到迷迷糊糊快睡着的时候,她忽然又阵痛起来。开始还觉得没什么,到最后才发现有些不对,扯着易文泽的胳膊,结结巴巴地说:“我觉得,快,快生了。”

这是她的第一句话,还是生下来前的最后一句话。

易文泽全程陪产,都彻底生完后,她才被转到休息病床上,迷糊着接受所有人的巡礼。明明有很多人,眼中却只有他的影像是真实的。两个人对视了很久,她才听见他的声音低声问:“疼吗?”

真是……

她气得笑起来,含着泪,颤着声音回了句:“你说疼吗?”

就因为这句话,易文泽在她再次醒来后,第一句话就是:“以后不生了。”

佳禾口干舌燥,任由他用棉签沾着水,轻擦着自己的嘴唇,休息了会儿,才轻声说:“我又没生你的气……”其实现在想一想,他问的那句话,含了太多的感情,只是想想就觉心暖。

他微微笑着,柔声说:“我知道。”

两个人对视着,她努力压抑着鼻酸,问他:“艾佳艾禾呢?”

“在睡觉,”他笑,“和你很像,睡的时候都喜欢笑,很满足的表情。”

佳禾皱了皱鼻子:“你又在暗指我是猪。”

“我有暗指过吗?”易文泽用手指碰了下她脖子上的挂坠,“我已经表示的很明白了。”

佳禾无言,好吧,反正我现在也没力气说话,倒不如直接做只好吃懒睡的猪。

一星期出院后,萧余和乔乔来看她,她才知道自己出了产房那一幕有多人神共愤。

“太强了你,”乔乔万分钦佩看着她,“易文泽啊那可是,人家守了你一夜,如此一往情深地看着你,用比演电影还震撼人心的声音,柔声问你‘疼吗’,”她说完,摇头叹了口气,“你这不争气的,竟彻底破坏了整体美感,直接像个怨妇一样,刁钻地反问了句‘你说疼吗’?太不知好歹了。”

佳禾正喝着汤,险些一口喷出来。

“好了,”萧余也是笑的不行,“看佳禾这忏悔的表情,你还添油加醋?”

乔乔撑着下巴,笑吟吟看佳禾:“知道忏悔了?”

佳禾埋头喝汤,哑巴了半天才幽幽看她:“你试试去,我是真疼死了……”

她刚说完,老妈还在一旁添油加醋,也是摇头叹气:“人家前二十几年除了做你偶像,也没做什么伤天害理的事儿,怎么就摊上你这么个老婆……”

说完,端着鸡汤一步三叹地走了。

一句话的心理阴影,导致晚上易文泽回来,她还是内疚满满。

老妈在婴儿房哄着两个嗜睡的孩子,她则穿着绵软的拖鞋,在房间里行走运动。走了大概三四步,简直是每一步都煎熬,终于很深刻地体会了一把曹植七步成诗的悲哀。

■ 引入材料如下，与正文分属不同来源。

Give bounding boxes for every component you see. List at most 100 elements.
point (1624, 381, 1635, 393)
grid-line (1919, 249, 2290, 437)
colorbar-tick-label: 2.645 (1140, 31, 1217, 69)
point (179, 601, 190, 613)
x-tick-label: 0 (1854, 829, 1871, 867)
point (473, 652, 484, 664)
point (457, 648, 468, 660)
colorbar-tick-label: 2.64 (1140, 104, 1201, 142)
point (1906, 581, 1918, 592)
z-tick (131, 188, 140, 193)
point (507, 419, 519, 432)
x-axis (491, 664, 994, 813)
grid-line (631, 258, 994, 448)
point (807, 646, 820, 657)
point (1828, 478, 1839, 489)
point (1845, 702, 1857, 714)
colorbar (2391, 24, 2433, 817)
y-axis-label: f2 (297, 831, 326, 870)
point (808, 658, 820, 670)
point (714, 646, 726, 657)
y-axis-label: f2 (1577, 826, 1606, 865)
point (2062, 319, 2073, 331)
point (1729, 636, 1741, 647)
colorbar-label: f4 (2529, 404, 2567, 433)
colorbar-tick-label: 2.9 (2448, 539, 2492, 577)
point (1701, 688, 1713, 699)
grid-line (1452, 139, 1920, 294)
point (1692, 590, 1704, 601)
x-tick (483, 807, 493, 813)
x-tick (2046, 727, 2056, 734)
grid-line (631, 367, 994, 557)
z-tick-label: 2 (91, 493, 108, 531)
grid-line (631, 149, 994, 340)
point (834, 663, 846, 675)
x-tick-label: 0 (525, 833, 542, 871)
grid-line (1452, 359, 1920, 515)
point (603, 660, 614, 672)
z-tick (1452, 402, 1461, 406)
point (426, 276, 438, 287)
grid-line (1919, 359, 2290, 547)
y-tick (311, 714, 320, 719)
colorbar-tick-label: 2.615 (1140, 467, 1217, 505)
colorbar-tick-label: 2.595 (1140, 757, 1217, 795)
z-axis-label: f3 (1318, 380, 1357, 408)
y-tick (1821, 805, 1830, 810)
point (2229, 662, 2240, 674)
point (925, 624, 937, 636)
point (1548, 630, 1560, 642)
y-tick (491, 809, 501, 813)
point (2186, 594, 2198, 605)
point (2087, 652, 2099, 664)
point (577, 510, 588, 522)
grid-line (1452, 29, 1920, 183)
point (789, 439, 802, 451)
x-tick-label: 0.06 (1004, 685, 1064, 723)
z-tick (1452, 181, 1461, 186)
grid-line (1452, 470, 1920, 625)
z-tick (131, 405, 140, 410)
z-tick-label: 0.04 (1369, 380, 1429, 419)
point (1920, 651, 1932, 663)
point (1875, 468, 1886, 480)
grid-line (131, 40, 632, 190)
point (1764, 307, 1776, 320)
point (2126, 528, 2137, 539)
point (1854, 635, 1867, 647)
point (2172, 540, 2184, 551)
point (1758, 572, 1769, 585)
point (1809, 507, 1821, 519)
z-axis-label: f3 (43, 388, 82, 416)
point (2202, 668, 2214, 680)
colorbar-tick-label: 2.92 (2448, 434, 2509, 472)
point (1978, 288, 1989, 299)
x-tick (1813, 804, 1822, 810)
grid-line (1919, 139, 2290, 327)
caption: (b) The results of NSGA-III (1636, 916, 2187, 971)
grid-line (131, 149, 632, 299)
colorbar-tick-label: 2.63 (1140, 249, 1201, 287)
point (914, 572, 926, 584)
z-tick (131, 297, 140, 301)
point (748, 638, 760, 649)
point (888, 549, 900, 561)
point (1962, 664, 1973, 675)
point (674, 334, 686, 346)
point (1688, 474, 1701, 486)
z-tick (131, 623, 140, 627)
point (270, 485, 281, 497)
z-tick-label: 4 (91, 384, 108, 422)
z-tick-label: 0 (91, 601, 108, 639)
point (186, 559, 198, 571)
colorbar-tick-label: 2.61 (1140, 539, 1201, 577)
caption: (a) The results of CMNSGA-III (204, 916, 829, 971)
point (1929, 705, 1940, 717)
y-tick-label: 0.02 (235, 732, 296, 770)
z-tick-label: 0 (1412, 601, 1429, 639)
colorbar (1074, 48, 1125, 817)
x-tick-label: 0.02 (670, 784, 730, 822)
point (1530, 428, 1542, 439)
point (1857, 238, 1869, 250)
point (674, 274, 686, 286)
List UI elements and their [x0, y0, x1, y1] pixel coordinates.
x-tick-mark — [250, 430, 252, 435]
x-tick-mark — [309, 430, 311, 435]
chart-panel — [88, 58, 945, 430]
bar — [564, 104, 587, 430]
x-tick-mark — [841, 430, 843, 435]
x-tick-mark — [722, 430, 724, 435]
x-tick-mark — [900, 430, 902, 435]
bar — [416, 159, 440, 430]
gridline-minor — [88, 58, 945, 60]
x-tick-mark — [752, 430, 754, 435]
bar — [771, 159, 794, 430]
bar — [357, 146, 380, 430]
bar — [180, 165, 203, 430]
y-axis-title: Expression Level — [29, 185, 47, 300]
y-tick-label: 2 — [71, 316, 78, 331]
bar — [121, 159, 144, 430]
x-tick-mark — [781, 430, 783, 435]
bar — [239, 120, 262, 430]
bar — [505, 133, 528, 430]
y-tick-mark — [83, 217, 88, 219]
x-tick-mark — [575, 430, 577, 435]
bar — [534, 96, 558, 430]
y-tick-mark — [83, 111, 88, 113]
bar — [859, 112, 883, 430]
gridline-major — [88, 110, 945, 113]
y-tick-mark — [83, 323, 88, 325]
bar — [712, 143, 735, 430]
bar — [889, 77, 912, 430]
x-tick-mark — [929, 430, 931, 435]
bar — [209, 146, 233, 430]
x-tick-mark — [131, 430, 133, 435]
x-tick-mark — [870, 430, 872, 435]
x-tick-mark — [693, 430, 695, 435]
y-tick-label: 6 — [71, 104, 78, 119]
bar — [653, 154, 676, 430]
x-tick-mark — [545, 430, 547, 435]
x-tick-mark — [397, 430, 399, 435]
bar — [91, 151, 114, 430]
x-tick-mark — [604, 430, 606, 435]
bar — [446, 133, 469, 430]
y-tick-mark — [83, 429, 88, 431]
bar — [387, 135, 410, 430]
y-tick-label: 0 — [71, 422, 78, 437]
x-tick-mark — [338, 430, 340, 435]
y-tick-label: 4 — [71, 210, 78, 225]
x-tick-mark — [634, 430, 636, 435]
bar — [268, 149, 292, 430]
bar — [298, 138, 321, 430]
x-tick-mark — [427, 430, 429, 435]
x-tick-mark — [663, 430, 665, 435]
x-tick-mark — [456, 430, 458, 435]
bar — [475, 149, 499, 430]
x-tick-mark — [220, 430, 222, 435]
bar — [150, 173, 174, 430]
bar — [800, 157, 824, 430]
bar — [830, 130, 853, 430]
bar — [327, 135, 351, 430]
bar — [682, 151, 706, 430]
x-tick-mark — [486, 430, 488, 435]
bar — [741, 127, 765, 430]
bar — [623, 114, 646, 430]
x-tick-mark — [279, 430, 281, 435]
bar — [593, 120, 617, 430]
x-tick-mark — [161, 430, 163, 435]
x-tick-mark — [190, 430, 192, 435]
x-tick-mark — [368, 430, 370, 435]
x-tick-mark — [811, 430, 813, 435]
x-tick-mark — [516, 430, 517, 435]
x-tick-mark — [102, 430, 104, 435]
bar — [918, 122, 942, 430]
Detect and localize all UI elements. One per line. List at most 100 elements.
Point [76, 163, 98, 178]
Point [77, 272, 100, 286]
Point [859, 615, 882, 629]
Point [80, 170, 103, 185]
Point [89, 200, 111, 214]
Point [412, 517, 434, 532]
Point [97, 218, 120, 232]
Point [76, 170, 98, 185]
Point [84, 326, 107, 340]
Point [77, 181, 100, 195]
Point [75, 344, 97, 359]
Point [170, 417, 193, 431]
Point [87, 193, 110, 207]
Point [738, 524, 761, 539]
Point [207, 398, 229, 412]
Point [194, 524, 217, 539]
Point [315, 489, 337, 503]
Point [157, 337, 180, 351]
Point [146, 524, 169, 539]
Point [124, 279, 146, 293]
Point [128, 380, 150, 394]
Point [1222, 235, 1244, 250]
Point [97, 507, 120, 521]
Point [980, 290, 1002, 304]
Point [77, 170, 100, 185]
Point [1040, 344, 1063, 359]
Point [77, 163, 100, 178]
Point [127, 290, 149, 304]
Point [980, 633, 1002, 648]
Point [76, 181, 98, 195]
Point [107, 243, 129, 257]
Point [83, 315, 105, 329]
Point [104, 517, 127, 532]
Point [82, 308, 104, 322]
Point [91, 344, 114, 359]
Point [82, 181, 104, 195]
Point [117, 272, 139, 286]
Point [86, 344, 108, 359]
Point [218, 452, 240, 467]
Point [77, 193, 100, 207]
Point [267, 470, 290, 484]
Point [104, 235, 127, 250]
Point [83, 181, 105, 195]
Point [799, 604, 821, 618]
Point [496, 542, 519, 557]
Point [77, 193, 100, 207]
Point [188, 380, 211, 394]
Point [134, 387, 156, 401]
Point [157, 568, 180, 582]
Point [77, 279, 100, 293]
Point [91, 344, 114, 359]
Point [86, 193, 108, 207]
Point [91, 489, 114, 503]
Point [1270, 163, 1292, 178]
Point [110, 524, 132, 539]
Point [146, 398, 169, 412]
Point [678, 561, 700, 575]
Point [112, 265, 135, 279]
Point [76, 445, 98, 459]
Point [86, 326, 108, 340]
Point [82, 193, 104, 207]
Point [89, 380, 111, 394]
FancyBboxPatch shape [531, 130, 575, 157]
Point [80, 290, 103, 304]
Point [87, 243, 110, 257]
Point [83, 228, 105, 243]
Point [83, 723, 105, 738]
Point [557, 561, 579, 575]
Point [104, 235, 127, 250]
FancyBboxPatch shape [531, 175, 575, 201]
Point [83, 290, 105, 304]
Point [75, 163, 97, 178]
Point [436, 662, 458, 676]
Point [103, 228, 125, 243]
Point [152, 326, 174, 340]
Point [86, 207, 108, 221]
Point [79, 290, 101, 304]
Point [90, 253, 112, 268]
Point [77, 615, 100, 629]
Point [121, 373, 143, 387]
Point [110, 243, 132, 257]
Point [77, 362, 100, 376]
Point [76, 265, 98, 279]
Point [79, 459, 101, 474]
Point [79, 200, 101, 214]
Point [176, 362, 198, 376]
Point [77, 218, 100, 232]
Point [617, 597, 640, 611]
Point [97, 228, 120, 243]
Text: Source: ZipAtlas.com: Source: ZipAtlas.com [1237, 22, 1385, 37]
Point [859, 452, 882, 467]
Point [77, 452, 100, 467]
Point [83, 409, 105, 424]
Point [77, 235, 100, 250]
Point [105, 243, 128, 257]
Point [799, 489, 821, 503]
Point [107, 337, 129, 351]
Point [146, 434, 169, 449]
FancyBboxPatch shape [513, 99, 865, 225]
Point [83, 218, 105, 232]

易文泽正洗完澡出来,走过来摸了摸她的脸:“想什么呢?”

佳禾哀怨看他:“我要得产后忧郁症了。”

他的身上还带着水汽,不知道是她觉得内疚,还是他真的又变好看了,总之那双眼睛尤其让人挪不开眼,易文泽和她对视了会儿,才微微笑起来:“老婆,不要这么看我。”

她哦了声,眨眨眼,脸红了。

“你不去看看他们?”佳禾开始没话找话说。

“他们在睡觉,”易文泽坐到沙发上,示意她过来,“有限的时间,我还是用来看醒着的人比较好。”佳禾慢悠悠走过去,安安稳稳地坐下来:“已经开始选新戏的演员了吗?”他很淡地嗯了声,像是忽然想起什么,笑着看她:“阿伦在问满月酒的事情。”